Une attaque similaire à d'autres campagnes de l'Iran
Pour rappel, en décembre 2022, Charlie Hebdo a lancé un concours international de caricatures « ridiculisant » le Guide suprême iranien Ali Khamenei, pour coïncider avec le huitième anniversaire de l'attaque des bureaux du journal par des terroristes. Le concours a été publiquement critiqué par le ministre iranien des Affaires étrangères, Hossein Amir-Abdollahian.

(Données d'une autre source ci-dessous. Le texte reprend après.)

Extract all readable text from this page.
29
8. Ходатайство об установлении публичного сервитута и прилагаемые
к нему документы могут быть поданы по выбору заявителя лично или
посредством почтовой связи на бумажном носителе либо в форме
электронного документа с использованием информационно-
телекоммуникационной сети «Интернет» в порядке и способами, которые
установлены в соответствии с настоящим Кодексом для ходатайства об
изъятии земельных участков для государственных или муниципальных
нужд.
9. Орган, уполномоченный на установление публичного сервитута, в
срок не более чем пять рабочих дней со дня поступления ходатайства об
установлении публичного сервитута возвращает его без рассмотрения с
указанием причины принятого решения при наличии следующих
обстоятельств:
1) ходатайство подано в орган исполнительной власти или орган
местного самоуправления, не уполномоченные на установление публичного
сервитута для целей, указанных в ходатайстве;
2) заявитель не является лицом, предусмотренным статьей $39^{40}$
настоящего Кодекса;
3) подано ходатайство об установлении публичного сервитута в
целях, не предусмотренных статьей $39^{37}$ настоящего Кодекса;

Le 4 janvier, ce dernier a tweeté : « L'action insultante et discourtoise de la publication française […] contre l'autorité religieuse et politico-spirituelle ne sera pas […] laissée sans réponse ». Le même jour, il a convoqué l'ambassadeur de France en Iran pour « l'insulte » de Charlie Hebdo. Effet boule de neige, le 5 janvier, l'Iran a fermé l'Institut français de recherche en Iran dans ce que le ministère iranien des Affaires étrangères a décrit comme une « première étape », et a déclaré qu'il « poursuivrait sérieusement l'affaire et prendrait les mesures nécessaires ».
Par la suite, Neptunium a mis en vente les données volées pour 20 bitcoins (soit environ 340 000 dollars ou 315 952 euros à l'époque). Microsoft ajoute que de multiples éléments de l'attaque comportent des similitudes avec des campagnes antérieures menées par des acteurs de l'État-nation iranien. Parmi les éléments cités, elle relève : un personnage hacktiviste revendiquant le crédit de la cyberattaque ; la revendication d'une défiguration réussie d'un site Web ; la fuite de données privées en ligne ; l'utilisation de personnages « sockpuppet » inauthentiques sur les médias sociaux ; l’usurpation d'identité de sources faisant autorité ou encore le contact avec des médias.
Une vague de comptes bidons en France en janvier
L'utilisation de nombreux comptes sockpuppet en français - des comptes de réseaux sociaux utilisant des identités fictives ou volées pour masquer le véritable propriétaire du compte à des fins de tromperie - pour amplifier la campagne et diffuser des messages antagonistes était particulièrement importante, écrit Microsoft. « Le 4 janvier, les comptes, dont beaucoup ont un faible nombre de followers ont été créés récemment et ont commencé à publier des critiques des caricatures de Ali Khamenei sur Twitter. Avant même que la prétendue cyberattaque ne fasse l'objet d'une couverture médiatique importante, ces comptes ont publié des captures d'écran identiques d'un site Web en mode dégradé comportant le message suivant en français : 'Charlie Hebdo a été piraté' ».
Quelques heures plus tard, au moins deux comptes de réseaux sociaux ont commencé à se faire passer pour des figures d'autorité françaises, tandis que des comptes ont également publié des messages de raillerie, notamment : « Pour moi, le prochain sujet des caricatures de Charlie devrait être les experts français en cybersécurité ». L'utilisation de tels comptes sockpuppet a été observée dans de précédentes opérations liées à l'Iran, notamment une attaque revendiquée par Atlas Group, un partenaire de Hackers of Savior, que le FBI a attribuée à l'Iran en 2022.